O Quarto Escuro
Aproximo-me da porta. O metal da maçaneta está frio sob os meus dedos. Hesito. Respiro fundo. Entro e fecho-a vagarosamente atrás de mim. O coração bate mais rápido, como se pressentisse algo que a minha mente ainda não compreende. Tudo me passa pela cabeça. O que há num quarto escuro? Sei lá. Mas o que sei, com certeza, é que um quarto escuro… é escuro.
Mas o que é, afinal, o escuro? Tento imaginá-lo. Talvez o ar esteja preenchido por minúsculas partículas negras, densas, como poeira invisível que paira, se agita, se acomoda em todos os cantos. O escuro envolve-me. Se quiser, posso tentar ver formas nele – sombras que oscilam, contornos incertos, movimentos fugidios que talvez nem existam. Tenho os olhos muito abertos, como se isso me pudesse ajudar. Mas não. Não há diferença. Nem claro, nem escuro, nem sombras. Apenas o vazio absoluto.
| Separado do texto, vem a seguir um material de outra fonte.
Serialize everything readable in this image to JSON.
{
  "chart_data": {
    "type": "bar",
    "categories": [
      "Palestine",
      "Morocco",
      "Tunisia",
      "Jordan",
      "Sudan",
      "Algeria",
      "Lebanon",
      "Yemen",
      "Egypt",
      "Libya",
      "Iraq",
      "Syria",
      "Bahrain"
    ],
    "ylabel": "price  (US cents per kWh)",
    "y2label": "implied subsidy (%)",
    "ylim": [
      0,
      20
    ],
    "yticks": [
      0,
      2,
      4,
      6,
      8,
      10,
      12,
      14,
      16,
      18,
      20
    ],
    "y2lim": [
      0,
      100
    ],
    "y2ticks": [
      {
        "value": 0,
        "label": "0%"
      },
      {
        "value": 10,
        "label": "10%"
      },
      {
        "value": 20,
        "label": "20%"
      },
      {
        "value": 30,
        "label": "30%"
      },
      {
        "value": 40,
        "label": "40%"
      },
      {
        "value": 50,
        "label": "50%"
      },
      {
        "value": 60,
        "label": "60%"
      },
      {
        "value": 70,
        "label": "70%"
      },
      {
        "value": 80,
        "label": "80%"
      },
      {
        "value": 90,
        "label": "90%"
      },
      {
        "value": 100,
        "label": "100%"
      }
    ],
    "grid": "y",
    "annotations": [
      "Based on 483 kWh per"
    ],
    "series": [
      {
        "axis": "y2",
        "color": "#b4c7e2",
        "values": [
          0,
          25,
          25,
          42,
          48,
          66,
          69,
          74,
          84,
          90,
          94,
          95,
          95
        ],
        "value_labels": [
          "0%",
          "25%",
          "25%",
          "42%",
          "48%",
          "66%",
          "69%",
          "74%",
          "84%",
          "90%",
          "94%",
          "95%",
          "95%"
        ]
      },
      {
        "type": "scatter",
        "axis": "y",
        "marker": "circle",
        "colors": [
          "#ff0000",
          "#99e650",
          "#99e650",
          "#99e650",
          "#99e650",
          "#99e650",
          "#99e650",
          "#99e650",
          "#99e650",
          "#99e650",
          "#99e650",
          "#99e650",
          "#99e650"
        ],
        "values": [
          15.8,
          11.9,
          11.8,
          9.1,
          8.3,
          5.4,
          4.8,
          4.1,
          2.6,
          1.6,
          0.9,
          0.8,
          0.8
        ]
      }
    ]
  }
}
Será que ainda tenho visão? A dúvida gela-me por dentro. Se os olhos não me servem, experimento o tato. Quero agarrar o escuro. Deve ter alguma forma, alguma substância. Ergo as mãos, fecho os dedos, aperto. Nada. Espremo o vazio entre as palmas, mas ele escapa-se-me, intocável. Mau sinal. Não vejo, não sinto… será que ouço? Talvez o escuro tenha som, um sussurro leve, um murmúrio escondido entre as paredes.
Fico completamente imóvel. Estico o pescoço, como se a audição dependesse da posição do meu corpo. Nada. Rodo devagar sobre mim mesmo, à espera de captar qualquer vibração, um eco mínimo, um sinal. O silêncio pesa, espesso, absoluto.
E o sabor? O escuro terá gosto? Abro a boca, inspiro, deixo que o ar me invada. Mexo os maxilares, saboreio devagar. Hum… sabe-me a algo familiar. Algo que sempre esteve comigo, desde o primeiro dia. Um gosto suave, fluido, aconchegante. Como o silêncio antes de um pensamento, como a ausência que afinal é presença.
E o cheiro? Se há escuridão e se eu estou aqui, algo deve pairar no ar. Inspiro profundamente. O peito expande-se. Há um cheiro. Odores ténues, talvez vestígios de uma memória esquecida. O ar, denso e parado, tem um perfume misterioso. Para mim, cheira a escuro. E o escuro é poderoso. Potente. Vivo do seu ar. Sem ele, não respiraria.
Agora sei: o escuro não é vazio. É matéria. É pele, é ar, é tempo suspenso. E eu estou dentro dele.